Satanizmin en önemli sebebi, materyalist, ateist, ahlâk kurallarını
tanımaz eğitim ve buna bağlı düşünce yapısıdır. Satanizme aldanan bir
diğer kesim ise, genellikle problemli, cahil ve iyi eğitim almamış
kimselerdir. Bunlar bunalım içinde ne yapacaklarını bilmeden Satanizm
tuzağına düşüyorlar. Ancak daha büyük bir bunalıma sürüklenerek her iki
dünyalarını da mahvediyorlar.
Satanizm, derin bir manevi boşluğun sonuçlarından biridir. Satanistler,
evrenin yaratılış amacını, kendilerinin niçin dünyaya geldiklerini
anlamayan, başıboş bir hayat sürdüklerini sanan kimselerdir. Oysa Allah
insanları kendisine kulluk için, dünyayı da imtihan için yaratmış ve
sonunda herkesin kendi huzurunda hesaba çekileceğini bildirmiştir.

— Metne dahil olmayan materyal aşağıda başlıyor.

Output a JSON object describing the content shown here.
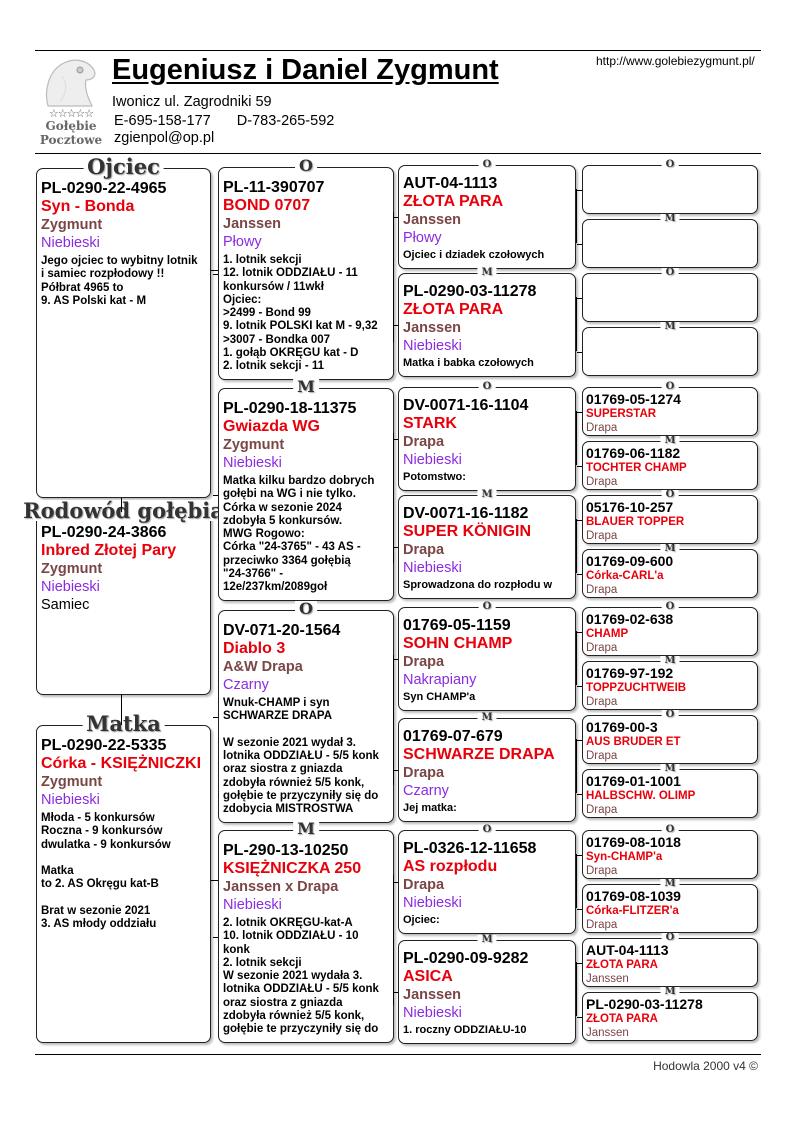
{
  "header": {
    "title": "Eugeniusz i Daniel Zygmunt",
    "url": "http://www.golebiezygmunt.pl/",
    "address": "Iwonicz ul. Zagrodniki 59",
    "phone_e": "E-695-158-177",
    "phone_d": "D-783-265-592",
    "email": "zgienpol@op.pl",
    "logo": {
      "stars": "☆☆☆☆☆",
      "line1": "Gołębie",
      "line2": "Pocztowe"
    }
  },
  "footer": "Hodowla 2000 v4 ©",
  "colors": {
    "ring": "#000000",
    "name": "#e8000b",
    "breeder": "#7a4646",
    "color": "#8a2be2"
  },
  "gen1": [
    {
      "label": "Ojciec",
      "ring": "PL-0290-22-4965",
      "name": "Syn - Bonda",
      "breeder": "Zygmunt",
      "color": "Niebieski",
      "notes": "Jego ojciec to wybitny lotnik\ni samiec rozpłodowy !!\nPółbrat 4965 to\n9. AS Polski kat - M"
    },
    {
      "label": "Rodowód gołębia",
      "ring": "PL-0290-24-3866",
      "name": "Inbred Złotej Pary",
      "breeder": "Zygmunt",
      "color": "Niebieski",
      "sex": "Samiec"
    },
    {
      "label": "Matka",
      "ring": "PL-0290-22-5335",
      "name": "Córka - KSIĘŻNICZKI",
      "breeder": "Zygmunt",
      "color": "Niebieski",
      "notes": "Młoda - 5 konkursów\nRoczna - 9 konkursów\ndwulatka - 9 konkursów\n\nMatka\nto 2. AS Okręgu kat-B\n\nBrat w sezonie 2021\n3. AS młody oddziału"
    }
  ],
  "gen2": [
    {
      "label": "O",
      "ring": "PL-11-390707",
      "name": "BOND 0707",
      "breeder": "Janssen",
      "color": "Płowy",
      "notes": "1. lotnik sekcji\n12. lotnik ODDZIAŁU - 11\nkonkursów / 11wkł\nOjciec:\n>2499 - Bond 99\n9. lotnik POLSKI kat M - 9,32\n>3007 - Bondka 007\n1. gołąb OKRĘGU kat - D\n2. lotnik sekcji - 11"
    },
    {
      "label": "M",
      "ring": "PL-0290-18-11375",
      "name": "Gwiazda WG",
      "breeder": "Zygmunt",
      "color": "Niebieski",
      "notes": "Matka kilku bardzo dobrych\ngołębi na WG i nie tylko.\nCórka w sezonie 2024\nzdobyła 5 konkursów.\nMWG Rogowo:\nCórka \"24-3765\" - 43 AS -\nprzeciwko 3364 gołębią\n\"24-3766\" -\n12e/237km/2089goł"
    },
    {
      "label": "O",
      "ring": "DV-071-20-1564",
      "name": "Diablo 3",
      "breeder": "A&W Drapa",
      "color": "Czarny",
      "notes": "Wnuk-CHAMP i syn\nSCHWARZE DRAPA\n\nW sezonie 2021 wydał 3.\nlotnika ODDZIAŁU - 5/5 konk\noraz siostra z gniazda\nzdobyła również 5/5 konk,\ngołębie te przyczyniły się do\nzdobycia MISTROSTWA"
    },
    {
      "label": "M",
      "ring": "PL-290-13-10250",
      "name": "KSIĘŻNICZKA 250",
      "breeder": "Janssen x Drapa",
      "color": "Niebieski",
      "notes": "2. lotnik OKRĘGU-kat-A\n10. lotnik ODDZIAŁU - 10\nkonk\n2. lotnik sekcji\nW sezonie 2021 wydała 3.\nlotnika ODDZIAŁU - 5/5 konk\noraz siostra z gniazda\nzdobyła również 5/5 konk,\ngołębie te przyczyniły się do"
    }
  ],
  "gen3": [
    {
      "label": "O",
      "ring": "AUT-04-1113",
      "name": "ZŁOTA PARA",
      "breeder": "Janssen",
      "color": "Płowy",
      "notes": "Ojciec i dziadek czołowych"
    },
    {
      "label": "M",
      "ring": "PL-0290-03-11278",
      "name": "ZŁOTA PARA",
      "breeder": "Janssen",
      "color": "Niebieski",
      "notes": "Matka i babka czołowych"
    },
    {
      "label": "O",
      "ring": "DV-0071-16-1104",
      "name": "STARK",
      "breeder": "Drapa",
      "color": "Niebieski",
      "notes": "Potomstwo:"
    },
    {
      "label": "M",
      "ring": "DV-0071-16-1182",
      "name": "SUPER KÖNIGIN",
      "breeder": "Drapa",
      "color": "Niebieski",
      "notes": "Sprowadzona do rozpłodu w"
    },
    {
      "label": "O",
      "ring": "01769-05-1159",
      "name": "SOHN CHAMP",
      "breeder": "Drapa",
      "color": "Nakrapiany",
      "notes": "Syn CHAMP'a"
    },
    {
      "label": "M",
      "ring": "01769-07-679",
      "name": "SCHWARZE DRAPA",
      "breeder": "Drapa",
      "color": "Czarny",
      "notes": "Jej matka:"
    },
    {
      "label": "O",
      "ring": "PL-0326-12-11658",
      "name": "AS rozpłodu",
      "breeder": "Drapa",
      "color": "Niebieski",
      "notes": "Ojciec:"
    },
    {
      "label": "M",
      "ring": "PL-0290-09-9282",
      "name": "ASICA",
      "breeder": "Janssen",
      "color": "Niebieski",
      "notes": "1. roczny ODDZIAŁU-10"
    }
  ],
  "gen4": [
    {
      "label": "O"
    },
    {
      "label": "M"
    },
    {
      "label": "O"
    },
    {
      "label": "M"
    },
    {
      "label": "O",
      "ring": "01769-05-1274",
      "name": "SUPERSTAR",
      "breeder": "Drapa"
    },
    {
      "label": "M",
      "ring": "01769-06-1182",
      "name": "TOCHTER CHAMP",
      "breeder": "Drapa"
    },
    {
      "label": "O",
      "ring": "05176-10-257",
      "name": "BLAUER TOPPER",
      "breeder": "Drapa"
    },
    {
      "label": "M",
      "ring": "01769-09-600",
      "name": "Córka-CARL'a",
      "breeder": "Drapa"
    },
    {
      "label": "O",
      "ring": "01769-02-638",
      "name": "CHAMP",
      "breeder": "Drapa"
    },
    {
      "label": "M",
      "ring": "01769-97-192",
      "name": "TOPPZUCHTWEIB",
      "breeder": "Drapa"
    },
    {
      "label": "O",
      "ring": "01769-00-3",
      "name": "AUS BRUDER ET",
      "breeder": "Drapa"
    },
    {
      "label": "M",
      "ring": "01769-01-1001",
      "name": "HALBSCHW. OLIMP",
      "breeder": "Drapa"
    },
    {
      "label": "O",
      "ring": "01769-08-1018",
      "name": "Syn-CHAMP'a",
      "breeder": "Drapa"
    },
    {
      "label": "M",
      "ring": "01769-08-1039",
      "name": "Córka-FLITZER'a",
      "breeder": "Drapa"
    },
    {
      "label": "O",
      "ring": "AUT-04-1113",
      "name": "ZŁOTA PARA",
      "breeder": "Janssen"
    },
    {
      "label": "M",
      "ring": "PL-0290-03-11278",
      "name": "ZŁOTA PARA",
      "breeder": "Janssen"
    }
  ]
}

Daha önce satanist olan bir genç, yakın bir arkadaşının davranışlarını
şöyle anlatıyor:
Sürekli Pentagram'ı dinleyen bir arkadaşımız, gizli güçlerle bağlantısı
olduğunu iddia ederdi. Evine gittiğimizde bazen aklını kaçırmış gibi
hareketlerde bulunurdu. Kur'an yapraklarının üstüne oldukça sapık
eylemlerde bulunduğuna bizzat şahit oldum. Hepimiz tam bir din
düşmanıydık, özellikle İslâmiyet'in. Kur'an-ı Kerim yapraklarına, cami
duvarlarına ve cami bahçesindeki musalla taşlarına akla gelmedik sapıkça
eylemlerde bulunur ve kendimizi tatmin ederdik. Böyle yaparak Şeytan'a
hizmet edeceğimiz şeklinde beynimiz yıkanmıştı. Eminim Şeytan bizi
seyrederken kıskanıyordur' diye onunla alay ederdik.
Bu
tür davranışların gerisinde her şeyden önce manevi eğitim eksikliği
görülmektedir. Eğer gençlerimize, insanı şerefli bir varlık olarak
yaratan ve bütün canlılardan üstün kılan Yüce Allah hakkında doğru ve
sağlıklı bilgiler verilmiş olsaydı, o gençler Allah'a kızılmayacağını,
O'nun -hâşâ- protesto edilemeyeceğini öğrenmiş olur ve Şeytan'ın yanında
yer almazlardı. Aynı şekilde, eğer bu gençlere, insanın boş yere
yaratılmadığı, hayatın ve yaratılışın bir gayesinin bulunduğu, insanın
en kıymetli varlığı olan canına kendisinin dahi kıyma hakkının
bulunmadığı ve bu dünyanın ötesinde ebedi mükafat veya ebedi cezayı
gerektiren bir ahiret hayatının bulunduğu öğretilseydi, bu dünyada daha
fazla yaşamanın bir anlamının olmadığı gerekçesiyle intiharı göze
almazlardı.
Neden intihar ediyorlar?
Satanistlere göre Şeytan uğruna ölmek veya gerektiğinde ölümü göze almak
en kutsal ölümlerden birisidir. Nasıl ki dinlerde Allah yolunda ve
mukaddesler uğruna şehit olmak çok yüce bir ölüm sayılıyorsa, aynı
şekilde Satanistlere göre Şeytan uğruna ölmek de o derecede önemlidir.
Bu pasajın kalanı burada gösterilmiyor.